ECLI:NL:OGHACMB:2023:211

Gemeenschappelijk Hof van Justitie van Aruba, Curaçao, Sint Maarten en van Bonaire, Sint Eustatius en Saba

Datum uitspraak
3 oktober 2023
Publicatiedatum
3 november 2023
Zaaknummer
AUA2022H00267
Instantie
Gemeenschappelijk Hof van Justitie van Aruba, Curaçao, Sint Maarten en van Bonaire, Sint Eustatius en Saba
Type
Uitspraak
Rechtsgebied
Civiel recht
Procedures
  • Hoger beroep
Vindplaatsen
  • Rechtspraak.nl
AI samenvatting door LexboostAutomatisch gegenereerd

Hoger beroep inzake verhuizing van minderjarige naar Nederland

In deze zaak heeft de moeder in hoger beroep beroep aangetekend tegen een beschikking van het Gerecht in eerste aanleg van Aruba, waarin haar verzoek om met de minderjarige naar Nederland te verhuizen werd afgewezen. De moeder heeft bezwaren tegen deze beschikking ingediend en verzocht om gratis admissie in hoger beroep. Tijdens de mondelinge behandeling op 5 september 2023 waren zowel de moeder, bijgestaan door haar gemachtigde mr. J.J.C. Odor, als de vader aanwezig. De vader heeft verzocht om de hoofdverblijfplaats van de minderjarige bij hem te bepalen en een omgangsregeling te treffen, terwijl de moeder toestemming vroeg voor de verhuizing naar Nederland.
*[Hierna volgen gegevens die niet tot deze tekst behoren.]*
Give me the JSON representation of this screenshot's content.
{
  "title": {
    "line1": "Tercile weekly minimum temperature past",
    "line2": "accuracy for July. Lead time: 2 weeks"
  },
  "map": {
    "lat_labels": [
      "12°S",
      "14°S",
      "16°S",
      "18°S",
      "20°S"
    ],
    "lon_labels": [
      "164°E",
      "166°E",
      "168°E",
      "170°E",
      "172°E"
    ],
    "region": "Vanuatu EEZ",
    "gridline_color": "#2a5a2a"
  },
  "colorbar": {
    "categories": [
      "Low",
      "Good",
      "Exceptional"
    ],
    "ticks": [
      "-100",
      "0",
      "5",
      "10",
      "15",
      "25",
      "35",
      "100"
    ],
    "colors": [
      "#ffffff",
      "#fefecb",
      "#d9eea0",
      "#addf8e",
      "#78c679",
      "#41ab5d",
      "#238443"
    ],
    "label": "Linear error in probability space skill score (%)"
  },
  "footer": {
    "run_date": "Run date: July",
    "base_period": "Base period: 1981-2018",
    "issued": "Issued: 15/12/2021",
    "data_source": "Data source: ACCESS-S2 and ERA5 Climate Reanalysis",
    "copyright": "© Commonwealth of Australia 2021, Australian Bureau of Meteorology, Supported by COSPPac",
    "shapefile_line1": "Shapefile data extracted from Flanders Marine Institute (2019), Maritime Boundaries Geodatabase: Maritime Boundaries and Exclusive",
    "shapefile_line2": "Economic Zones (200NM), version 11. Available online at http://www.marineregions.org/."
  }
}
Het Hof heeft de feiten vastgesteld, waaronder de huidige woonsituatie van de minderjarige en de ouders. De moeder wil verhuizen naar Nederland om een MBO-opleiding te volgen, maar het Hof oordeelt dat de verhuizing ingrijpende gevolgen zal hebben voor de minderjarige, die momenteel in een stabiele situatie verkeert. De moeder heeft nog geen werkcontract in Nederland en er zijn twijfels over de geschiktheid van de woonsituatie daar. Het Hof concludeert dat het belang van de minderjarige zwaarder weegt dan de wensen van de moeder en bevestigt de beschikking van het Gerecht, waarbij het verzoek van de moeder wordt afgewezen. De moeder krijgt wel kosteloze toegang tot de procedure in hoger beroep.

Uitspraak

Burgerlijke zaken over 2023
Registratienummers: AUA202200226 – AUA2022H00267
Uitspraak: 3 oktober 2023
GEMEENSCHAPPELIJK HOF VAN JUSTITIE
van Aruba, Curaçao, Sint Maarten en
van Bonaire, Sint Eustatius en Saba
B E S C H I K K I N G
in de zaak van:
[appellante],
wonende in Aruba,
appellante,
in eerste aanleg verweerster,
hierna: de moeder,
gemachtigde: mr. P.M.E. Mohamed,
tegen
[geïntimeerde],
wonende in Aruba,
geïntimeerde,
in eerste aanleg verzoeker,
hierna: de vader,
procederende in persoon.
Belanghebbende :
[belanghebbende], geboren op 8 september 2016 in Aruba (hierna: de minderjarige).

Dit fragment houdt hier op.